Imagine having a glitch in your code that caused an entity in the production environment to be in an inconsistent state that cannot be easily fixed by existing code. Luckily a couple of lines of code will fix the issue, if only there was a quick way to ship that code to production making sure it’s targeted to that specific entity and that can be safely thrown away as soon as the issue is fixed.

In this post we’ll explore how to do this with help of Docker and Kubernetes. After the code has been changed and tested locally, the first thing to do is to create a Docker image and push it; once that image can be pulled by the production Kubernetes cluster, we’ll typically need to swap the Docker image of one of the pods in the service we need to hijack and hit a particular endpoint that will run the code.

Using kubectl we can isolate a Pod by updating its label

# Add a label to make it obvious that this pod is hijacked and remove the ones
# that match the selector in the corresponding replica set / deployment
kubectl label pods <pod-name> hijacked=true <label-to-rm>-

and update its Docker image

kubectl set image pod/<pod-name> <container-name>=<docker-image> --record

and wait for Kubernetes to update the Pod, which usually happens in a matter of seconds.

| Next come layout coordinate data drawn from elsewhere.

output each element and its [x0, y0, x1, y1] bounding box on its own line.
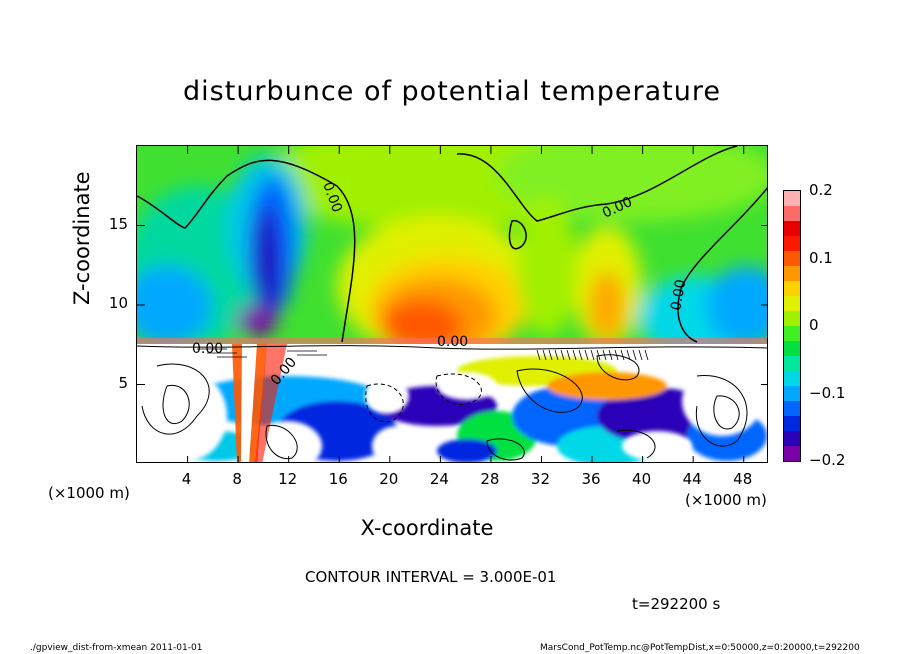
x-tick-label: 48 [733, 470, 753, 488]
footer-data-source: MarsCond_PotTemp.nc@PotTempDist,x=0:5000… [540, 643, 860, 653]
colorbar-band [784, 341, 800, 356]
colorbar-band [784, 416, 800, 431]
colorbar-tick-label: 0.1 [809, 248, 833, 267]
colorbar-band [784, 386, 800, 401]
upper-field [137, 146, 767, 346]
contour-interval: CONTOUR INTERVAL = 3.000E-01 [305, 568, 557, 586]
colorbar-tick-label: −0.2 [809, 451, 846, 469]
colorbar-band [784, 446, 800, 461]
x-tick-label: 40 [632, 470, 652, 488]
contour-label: 0.00 [192, 341, 223, 357]
y-axis-label: Z-coordinate [70, 171, 94, 305]
x-tick-label: 36 [581, 470, 601, 488]
time-label: t=292200 s [632, 595, 721, 613]
tick-marks [137, 146, 767, 462]
x-tick-label: 16 [328, 470, 348, 488]
x-tick-label: 4 [181, 470, 192, 488]
colorbar-band [784, 371, 800, 386]
colorbar-band [784, 206, 800, 221]
x-tick-label: 28 [480, 470, 500, 488]
contour-label: 0.00 [437, 334, 468, 350]
colorbar-band [784, 221, 800, 236]
colorbar-band [784, 326, 800, 341]
x-axis-label: X-coordinate [0, 516, 904, 540]
colorbar-band [784, 356, 800, 371]
colorbar [783, 190, 801, 462]
contour-label: 0.00 [668, 278, 689, 311]
colorbar-band [784, 431, 800, 446]
colorbar-band [784, 236, 800, 251]
colorbar-tick-label: −0.1 [809, 383, 846, 402]
lower-field [137, 344, 767, 462]
colorbar-band [784, 296, 800, 311]
x-tick-label: 24 [429, 470, 449, 488]
x-tick-label: 44 [682, 470, 702, 488]
x-tick-label: 32 [530, 470, 551, 488]
colorbar-band [784, 191, 800, 206]
colorbar-band [784, 281, 800, 296]
colorbar-band [784, 266, 800, 281]
colorbar-band [784, 311, 800, 326]
x-axis-label-text: X-coordinate [360, 516, 494, 540]
colorbar-tick-label: 0 [809, 316, 819, 334]
plot-area: 0.00 0.00 0.00 0.00 0.00 0.00 [136, 145, 768, 463]
x-unit-label-right: (×1000 m) [685, 491, 767, 509]
x-tick-label: 20 [379, 470, 399, 488]
x-tick-label: 12 [278, 470, 298, 488]
footer-script-name: ./gpview_dist-from-xmean 2011-01-01 [30, 643, 203, 653]
x-tick-label: 8 [232, 470, 242, 488]
colorbar-band [784, 401, 800, 416]
colorbar-band [784, 251, 800, 266]
colorbar-tick-label: 0.2 [809, 181, 833, 199]
heatmap-field: 0.00 0.00 0.00 0.00 0.00 0.00 [137, 146, 767, 462]
y-tick-label: 15 [108, 214, 128, 233]
y-tick-label: 5 [118, 373, 128, 392]
x-unit-label-left: (×1000 m) [48, 484, 130, 502]
chart-title: disturbunce of potential temperature [183, 76, 721, 107]
y-tick-label: 10 [108, 294, 128, 312]
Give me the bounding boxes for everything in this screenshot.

One short digression: it’s not uncommon to have multiple copies of the same code running at the same time, something Kubernetes handles with ReplicaSets. Their job is to try their best to make sure that the specified number of Pods are running at any given time; how do ReplicaSets identify which Pods they need to manage? They use labels and this is how we picked the label that we needed to remove. We’re essentially telling to the ReplicaSet to forget about that particular Pod. Does it mean that now we might have caused a degradation of the perfomance in production? The answer is no because ReplicaSet will notice that a Pod suddently “disappeared” and it will create a new Pod.

Consumers in the outside world are agnostic to the fact that there are multiple replicas running at the same time and they send requests to a single endpoint, a load balancer will then pick which replica should handle a request. Kubernetes uses the Service abstraction to model components like load balancers, and how does a Service identify the replicas it needs to send requests to? The answer is once again labels - typically the same labels used by the ReplicaSet. That means that by removing that label, we effectively prevented the Pod from handling requests coming from outside world: this is good because we don’t necessarely want it to handle requests (remember, it’s running an ad-hoc modification of the backend code) but wow you might ask: how can we send a request to the hijacked Pod now if it cannot be reached?

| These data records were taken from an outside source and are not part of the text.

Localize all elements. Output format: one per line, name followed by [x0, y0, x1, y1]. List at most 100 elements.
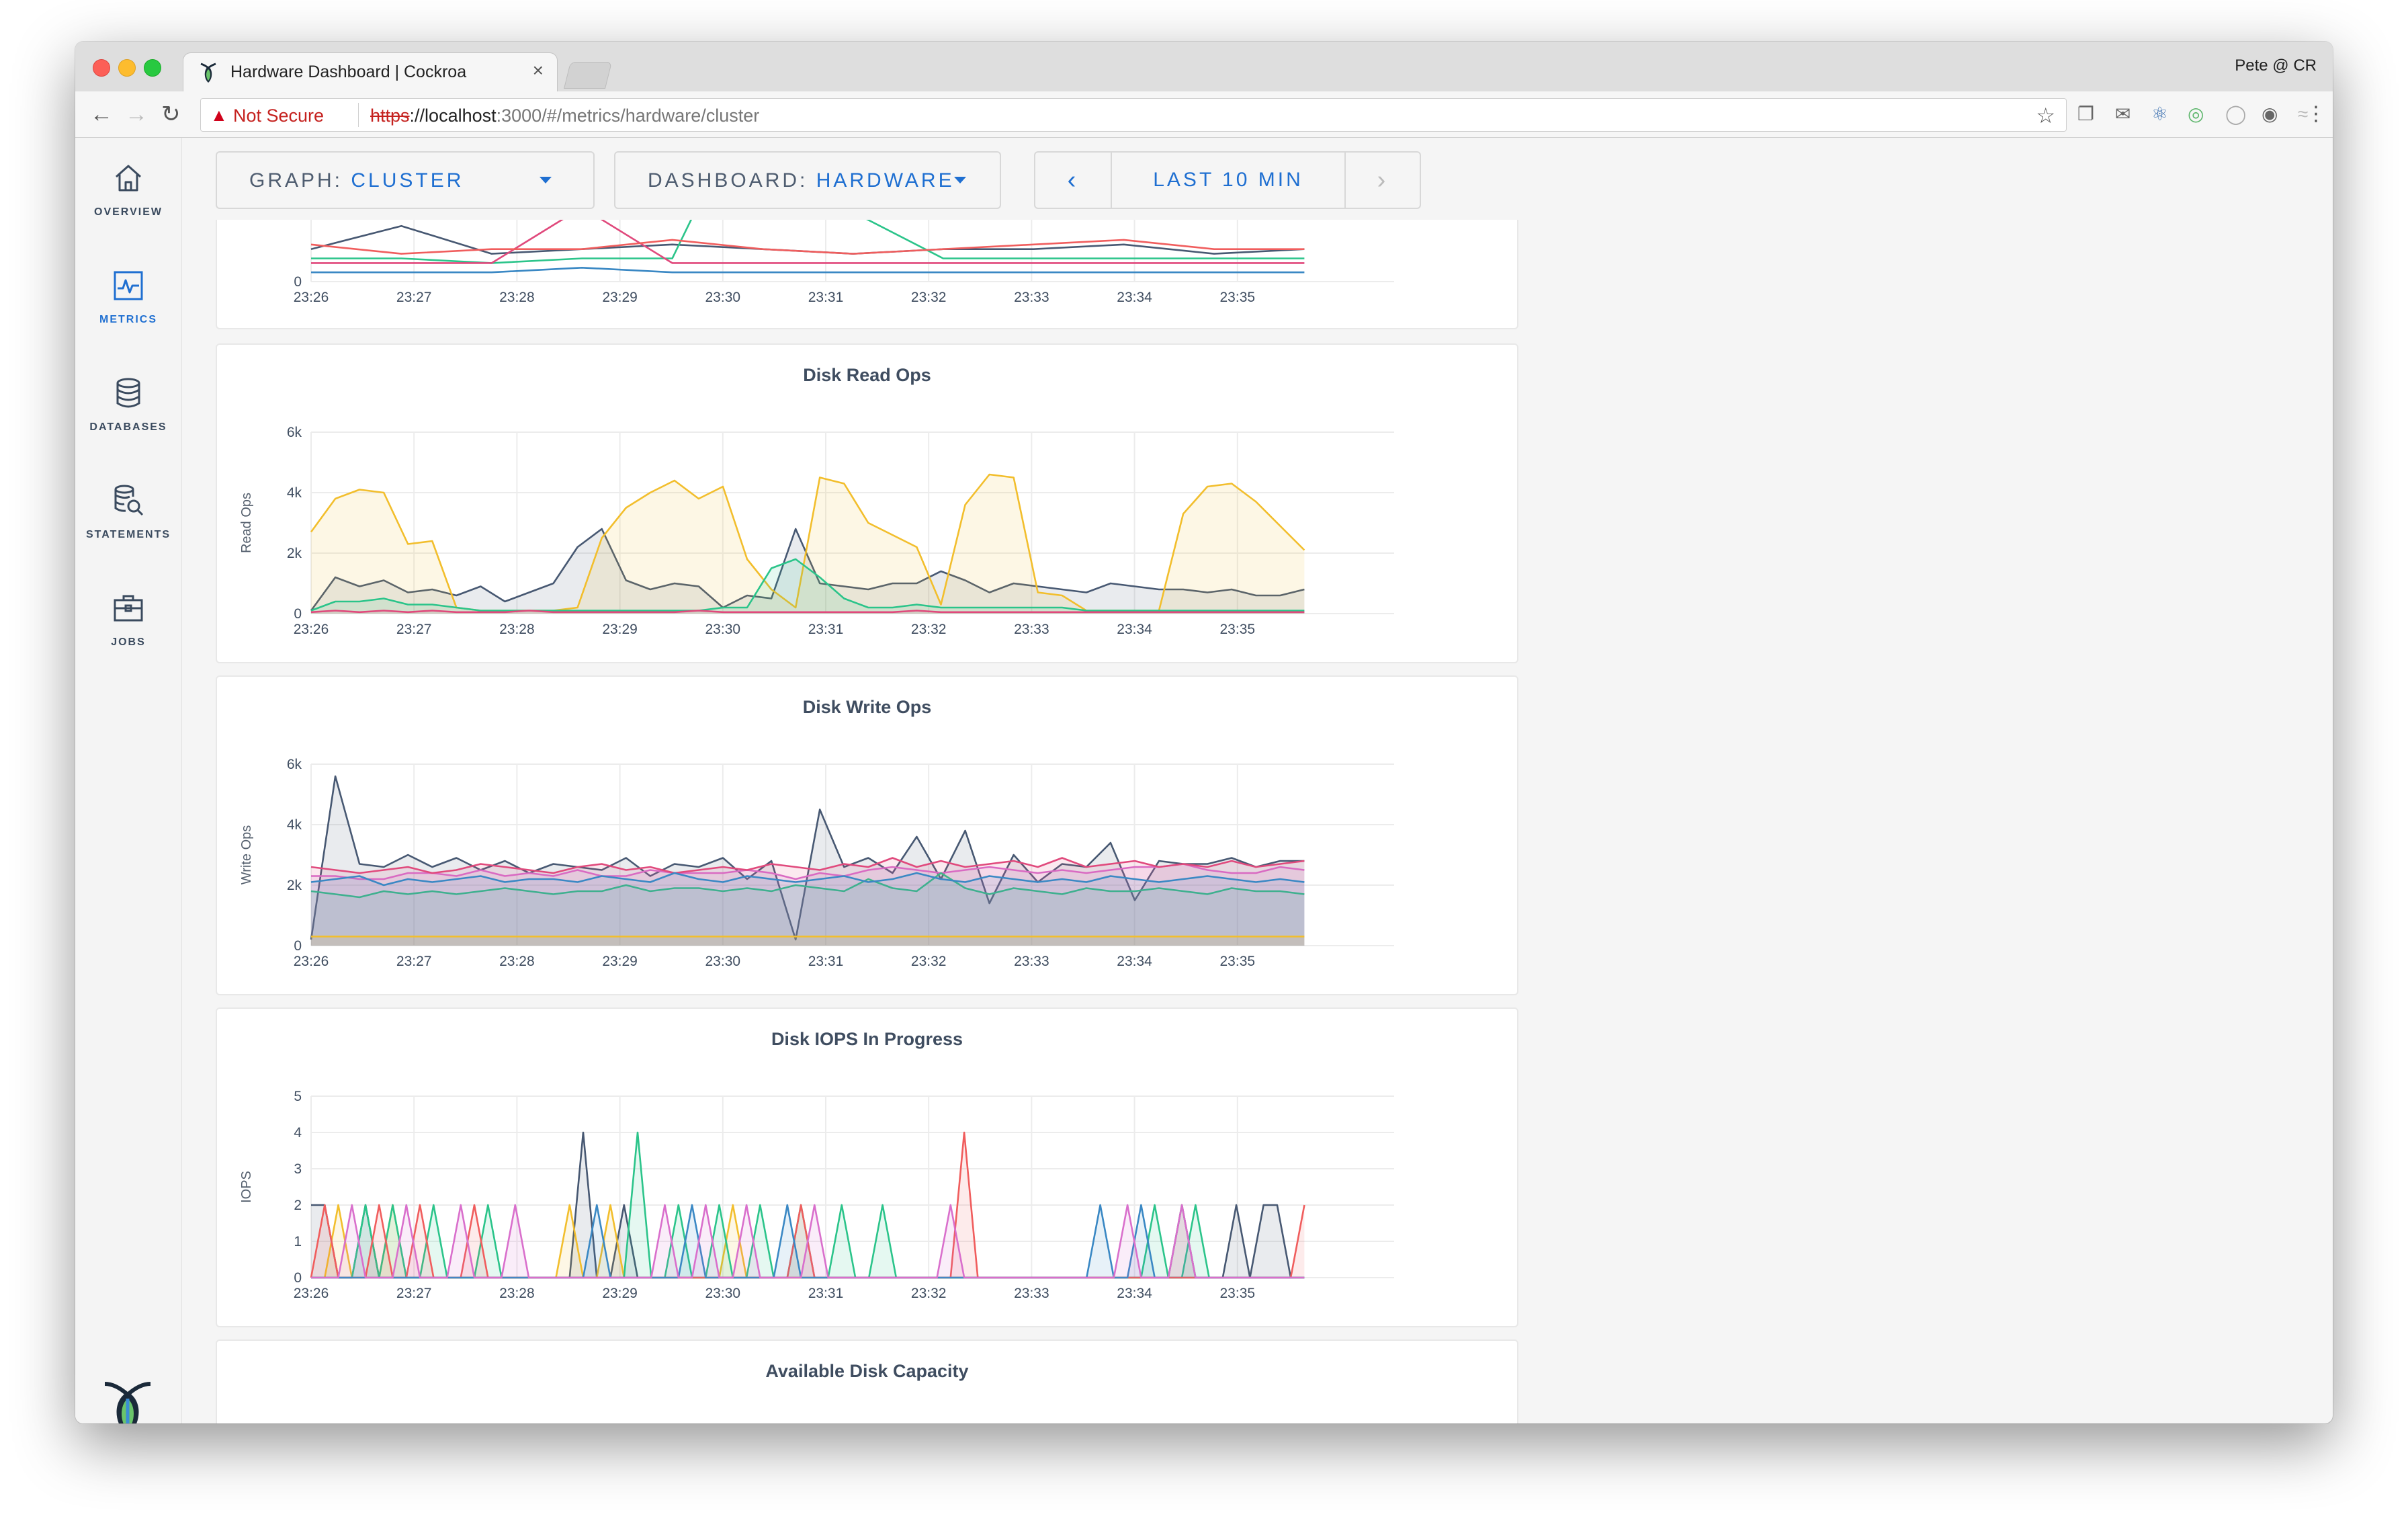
profile-name[interactable]: Pete @ CR — [2235, 56, 2317, 75]
not-secure-label[interactable]: Not Secure — [233, 106, 325, 126]
y-tick-label: 4k — [287, 817, 302, 833]
tab-close-icon[interactable]: × — [532, 60, 544, 81]
new-tab-button[interactable] — [564, 62, 612, 89]
series-line[interactable] — [311, 206, 1305, 264]
time-range-button[interactable]: LAST 10 MIN — [1112, 153, 1346, 208]
sidebar-item-jobs[interactable]: JOBS — [75, 591, 181, 685]
series-line[interactable] — [310, 224, 1305, 255]
home-icon — [116, 165, 141, 192]
series-line[interactable] — [310, 775, 1305, 941]
mail-extension-icon[interactable]: ✉ — [2115, 104, 2131, 124]
chart-title: Disk Write Ops — [802, 697, 932, 717]
series-line[interactable] — [310, 558, 1305, 612]
x-tick-label: 23:27 — [396, 954, 432, 969]
x-tick-label: 23:31 — [808, 1286, 844, 1301]
x-tick-label: 23:34 — [1117, 290, 1152, 305]
series-area — [311, 1132, 1305, 1278]
x-tick-label: 23:33 — [1014, 954, 1049, 969]
x-tick-label: 23:31 — [808, 290, 844, 305]
chart-card-disk-iops: Disk IOPS In Progress 0 1 2 3 4 5 23:26 23:27 23… — [216, 1007, 1518, 1327]
series-line[interactable] — [311, 863, 1305, 880]
sidebar-item-label: STATEMENTS — [85, 529, 171, 540]
x-tick-label: 23:26 — [294, 954, 329, 969]
minimize-window-button[interactable] — [118, 59, 136, 77]
series-line[interactable] — [311, 1204, 1305, 1279]
reload-icon[interactable]: ↻ — [161, 101, 181, 127]
x-tick-label: 23:27 — [396, 622, 432, 637]
y-axis-label: Read Ops — [239, 493, 254, 553]
forward-arrow-icon[interactable]: → — [125, 101, 148, 127]
url-scheme: https — [370, 106, 410, 126]
dashboard-selector-label: DASHBOARD: HARDWARE — [648, 169, 955, 192]
graph-selector[interactable]: GRAPH: CLUSTER — [216, 151, 595, 209]
chart-title: Disk Read Ops — [803, 365, 931, 385]
series-area — [311, 1205, 1305, 1278]
x-tick-label: 23:30 — [705, 622, 741, 637]
x-tick-label: 23:31 — [808, 622, 844, 637]
back-arrow-icon[interactable]: ← — [90, 101, 113, 127]
series-line[interactable] — [310, 528, 1305, 612]
camera-extension-icon[interactable]: ◉ — [2262, 104, 2278, 124]
chart-card-disk-write-ops: Disk Write Ops 0 2k 4k 6k 23:26 23:27 23:28 23:… — [216, 675, 1518, 995]
y-tick-label: 1 — [294, 1234, 302, 1249]
series-line[interactable] — [310, 610, 1305, 614]
y-tick-label: 2k — [287, 878, 302, 893]
ghost-extension-icon[interactable]: ◯ — [2225, 104, 2247, 124]
redux-devtools-icon[interactable]: ◎ — [2188, 104, 2204, 124]
x-tick-label: 23:26 — [294, 1286, 329, 1301]
react-devtools-icon[interactable]: ⚛ — [2151, 104, 2169, 124]
time-next-button[interactable]: › — [1377, 166, 1389, 194]
y-tick-label: 3 — [294, 1161, 302, 1177]
sidebar-item-overview[interactable]: OVERVIEW — [75, 161, 181, 255]
close-window-button[interactable] — [93, 59, 110, 77]
browser-tab[interactable]: Hardware Dashboard | Cockroa × — [183, 52, 558, 92]
x-tick-label: 23:32 — [911, 954, 947, 969]
sidebar-item-databases[interactable]: DATABASES — [75, 376, 181, 470]
x-tick-label: 23:35 — [1220, 290, 1256, 305]
y-tick-label: 0 — [294, 1270, 302, 1286]
statements-icon — [114, 485, 144, 516]
series-line[interactable] — [311, 266, 1305, 274]
x-tick-label: 23:30 — [705, 290, 741, 305]
cockroach-logo-icon[interactable] — [101, 1380, 155, 1423]
dashboard-value: HARDWARE — [816, 169, 955, 192]
sidebar-item-label: METRICS — [99, 314, 157, 325]
time-range-selector: ‹ LAST 10 MIN › — [1034, 151, 1421, 209]
series-area — [311, 529, 1305, 614]
series-area — [311, 873, 1305, 946]
graph-selector-label: GRAPH: CLUSTER — [249, 169, 464, 192]
sidebar-item-label: DATABASES — [89, 421, 167, 433]
x-tick-label: 23:32 — [911, 622, 947, 637]
x-tick-label: 23:27 — [396, 1286, 432, 1301]
x-tick-label: 23:28 — [499, 1286, 535, 1301]
sidebar-item-metrics[interactable]: METRICS — [75, 268, 181, 362]
address-bar[interactable]: ▲ Not Secure https://localhost:3000/#/me… — [200, 98, 2067, 132]
y-tick-label: 4k — [287, 485, 302, 501]
x-tick-label: 23:35 — [1220, 1286, 1256, 1301]
y-tick-label: 4 — [294, 1125, 302, 1141]
copy-extension-icon[interactable]: ❐ — [2077, 104, 2095, 124]
chart-title: Available Disk Capacity — [765, 1361, 969, 1381]
sidebar-item-label: OVERVIEW — [94, 206, 163, 218]
series-line[interactable] — [310, 872, 1305, 899]
briefcase-icon — [114, 595, 143, 622]
link-extension-icon[interactable]: ≈ — [2298, 104, 2309, 124]
chevron-down-icon — [954, 177, 966, 183]
series-area — [311, 864, 1305, 946]
x-tick-label: 23:28 — [499, 622, 535, 637]
star-icon[interactable]: ☆ — [2036, 104, 2055, 128]
sidebar-item-statements[interactable]: STATEMENTS — [75, 483, 181, 577]
series-line[interactable] — [310, 239, 1305, 255]
maximize-window-button[interactable] — [144, 59, 161, 77]
series-line[interactable] — [310, 872, 1305, 886]
series-line[interactable] — [310, 857, 1305, 874]
series-area — [311, 873, 1305, 946]
url-text[interactable]: https://localhost:3000/#/metrics/hardwar… — [370, 106, 759, 126]
dashboard-selector[interactable]: DASHBOARD: HARDWARE — [614, 151, 1001, 209]
x-tick-label: 23:26 — [294, 290, 329, 305]
time-prev-button[interactable]: ‹ — [1035, 153, 1112, 208]
database-icon — [116, 378, 140, 408]
disk-write-ops-chart: 0 2k 4k 6k 23:26 23:27 23:28 23:29 23:30 23:31 23:… — [239, 757, 1394, 969]
menu-dots-icon[interactable]: ⋮ — [2306, 103, 2326, 125]
chevron-down-icon — [540, 177, 552, 183]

Kubernetes to the rescue! Using port forwarding we can forward a port in our localhost to a port that the hijacked Pod exposes

kubectl port-forward pod/<pod-name> <local-port>:<remote-port>

and than hit that endpoint in our local machine to send a request to the Pod. For example we can execute curl http://localhost:<local-port>/<fix-db> to hit an endpoint that will run the code that will fix the problem.

Which remote port should you pick? The easiest way is to look at how the Pod is configured and find which port(s) it exposes

# Look for Containers.<container-name>.Ports
kubectl describe pod/<pod-name>

Once we checked that the fix has been successfully applied we won’t need the hijacked Pod anymore and we can simply remove it

kubectl delete pod -l hijacked=true

Final thoughts and credits

Hijacking a production environment for good was first suggested to me by my former colleague Daniel Gorin and it turned out to be extremely handy in fixing one-off bugs or reconciling state in the database. That said, it should be used parsimoniously as it is tempting to use it to bypass the regular deployment process, which is potentially a sign that the deployment process is too slow or unreliable.